I'm reading through Learning Deep Generative Models of Graphs, which is a paper that seems to me propose some sort of variational autoencoder to generate a graph.
At very high level the semantic of what the network would is insert new nodes and connecting existing nodes, which is pretty straightforward to understand apparently.
However the first doubt I have is how to make this decisions differentiable, so we can apply backpropagation.
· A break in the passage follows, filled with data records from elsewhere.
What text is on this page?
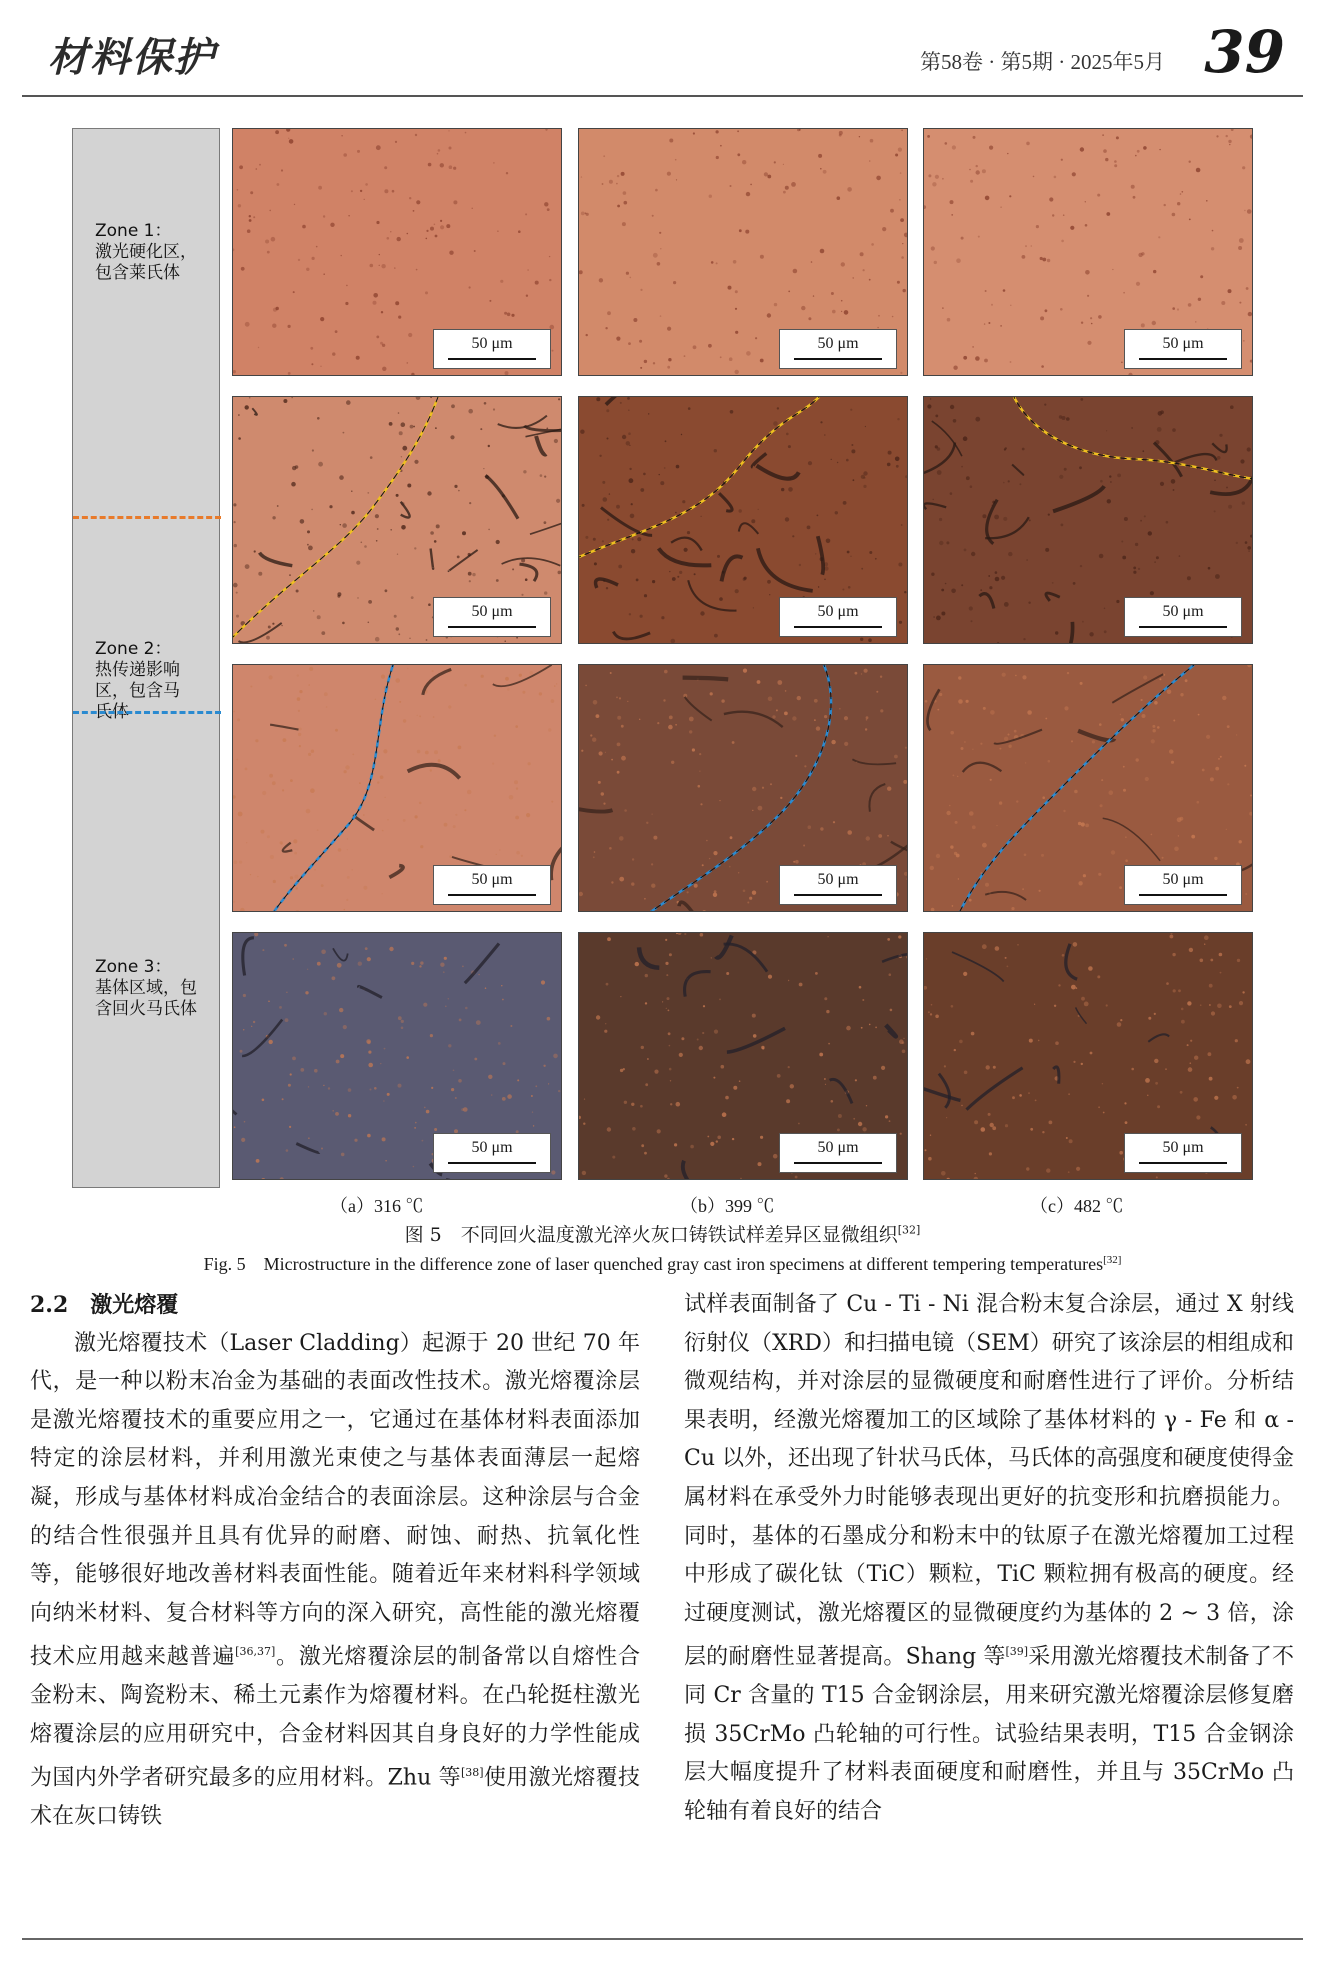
材料保护	第58卷 · 第5期 · 2025年5月 39
Zone 1：
激光硬化区，
包含莱氏体
Zone 2：
热传递影响
区，包含马
氏体
Zone 3：
基体区域，包
含回火马氏体
50 μm	50 μm	50 μm
50 μm	50 μm	50 μm
50 μm	50 μm	50 μm
50 μm	50 μm	50 μm
（a）316 ℃	（b）399 ℃	（c）482 ℃
图 5　不同回火温度激光淬火灰口铸铁试样差异区显微组织[32]
Fig. 5　Microstructure in the difference zone of laser quenched gray cast iron specimens at different tempering temperatures[32]

2.2　激光熔覆

激光熔覆技术（Laser Cladding）起源于 20 世纪 70 年代，是一种以粉末冶金为基础的表面改性技术。激光熔覆涂层是激光熔覆技术的重要应用之一，它通过在基体材料表面添加特定的涂层材料，并利用激光束使之与基体表面薄层一起熔凝，形成与基体材料成冶金结合的表面涂层。这种涂层与合金的结合性很强并且具有优异的耐磨、耐蚀、耐热、抗氧化性等，能够很好地改善材料表面性能。随着近年来材料科学领域向纳米材料、复合材料等方向的深入研究，高性能的激光熔覆技术应用越来越普遍[36,37]。激光熔覆涂层的制备常以自熔性合金粉末、陶瓷粉末、稀土元素作为熔覆材料。在凸轮挺柱激光熔覆涂层的应用研究中，合金材料因其自身良好的力学性能成为国内外学者研究最多的应用材料。Zhu 等[38]使用激光熔覆技术在灰口铸铁

试样表面制备了 Cu - Ti - Ni 混合粉末复合涂层，通过 X 射线衍射仪（XRD）和扫描电镜（SEM）研究了该涂层的相组成和微观结构，并对涂层的显微硬度和耐磨性进行了评价。分析结果表明，经激光熔覆加工的区域除了基体材料的 γ - Fe 和 α - Cu 以外，还出现了针状马氏体，马氏体的高强度和硬度使得金属材料在承受外力时能够表现出更好的抗变形和抗磨损能力。同时，基体的石墨成分和粉末中的钛原子在激光熔覆加工过程中形成了碳化钛（TiC）颗粒，TiC 颗粒拥有极高的硬度。经过硬度测试，激光熔覆区的显微硬度约为基体的 2 ~ 3 倍，涂层的耐磨性显著提高。Shang 等[39]采用激光熔覆技术制备了不同 Cr 含量的 T15 合金钢涂层，用来研究激光熔覆涂层修复磨损 35CrMo 凸轮轴的可行性。试验结果表明，T15 合金钢涂层大幅度提升了材料表面硬度和耐磨性，并且与 35CrMo 凸轮轴有着良好的结合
It seems to me the key is in understanding equations (5),(6), (7), (8), (9) and (10) in section 4.1., which I write down for reference
$$ \begin{array}{l} h_V^{(T)} = prop^{(T)}(h_V,G) \\ h_G = R(h_V^{(T)},G) \\ f_{addnode}(G) = softmax(f_{an}(h_G)) \\ f_{addedge}(G,v) = \sigma(f_{ae}(h_G,h_v^{(T)}) \\ s_u = f_s(h_u^{(T)},h_v^{(T)}) \\ f_{nodes}(G,v) = softmax(s) \end{array} $$
I'll refer to the paper for the description of the single functions, but you can clearly see that the "softmax" is involved, which leads me to think that maybe what this network would generate is a set of parameters describing a probability. Therefore the final graph would be obtained by maximizing such probability.
This explanation makes sense to me since it would be possible to backpropagate, but I need confirmation.
Am I right? Is there something more involved that I'm missing?